Today it is more important than ever to expand access to higher education to even more students. Our economic competitiveness depends on it. In just a few years, 71 percent of all jobs in Nebraska will require postsecondary education. Many of the fastest-growing jobs are in the STEM and health care fields. The Pew Research Center has found that the earnings gap between bachelor’s degree recipient and a high school graduate has never been greater. And by almost every economic measure — income, employment rate, likelihood of poverty — the cost of not going to college is rising. The facts are clear. If we want to meet the workforce needs of the future, and keep our economy strong, we must ensure that a college education is within reach for all students who are qualified and want to attend. Maintaining low tuition rates compared to our peers and providing adequate financial aid are two fundamental ways to do that. Our plans for tuition will be a discussion with the Regents, once we know what our state appropriations will be. I can tell you that our commitment to moderate and predictable increases remains.
I have spent the past few minutes talking about opportunities for investment. Let me say a word about a topic that is equally important: cost control. We must be accountable with the resources you entrust to us, and I want to assure you we take this responsibility seriously. The University of Nebraska does much more today than when I was a student, even while receiving a smaller percentage of the state’s budget. We have managed to grow our research enterprise by winning grants and contracts. We have kept staffing and administrative spending to levels that are lower than our peer institutions. The number of university employees funded from tax and tuition dollars has remained relatively flat since 2000, despite significant growth in enrollment and research activity, and we have been successful in growing jobs using federal, private and other non-state funds. In fact, currently 42 percent of university employees, representing $326 million in wages, are funded from sources other than tax and tuition dollars — an impact that might not exist without the university’s ability to leverage non-tax dollars. And, since 2000 we have made $80 million in budget reallocations, which recur annually, and our efforts to find more savings are ongoing.
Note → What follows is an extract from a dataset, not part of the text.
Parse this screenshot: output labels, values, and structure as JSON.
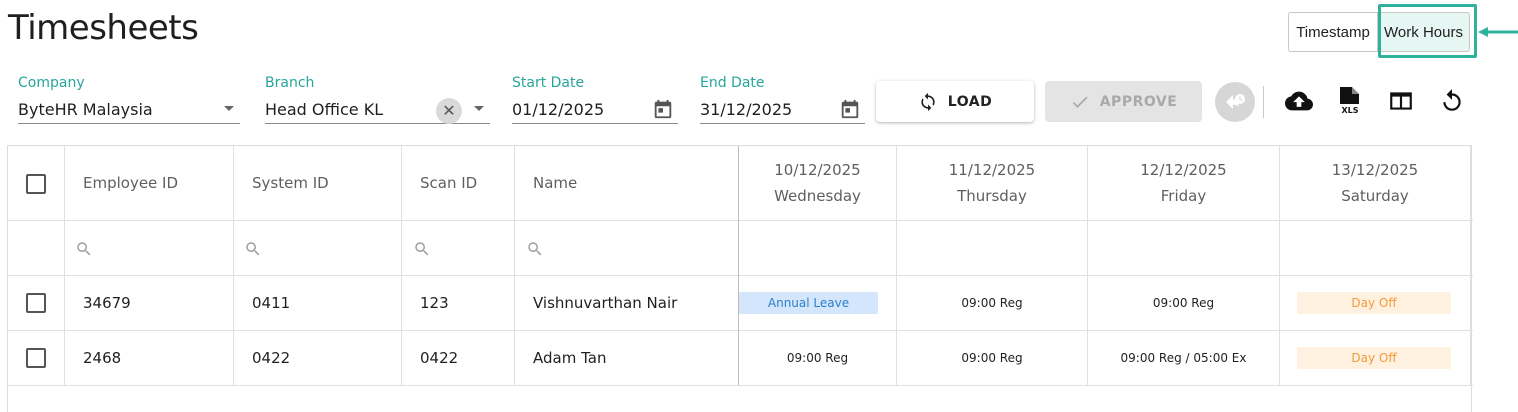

Mr. Chairman, members of the Committee, thank you for your attention today. I will close by saying I feel honored to be serving as Interim President at such an exciting time in the history of the University of Nebraska. Our success is rooted in the support of policymakers who have generously invested in affordable, excellent higher education. I thank you for that support, and ask you to continue that partnership as we work to build a bright future for Nebraska.
With that, I would be pleased to respond to your questions.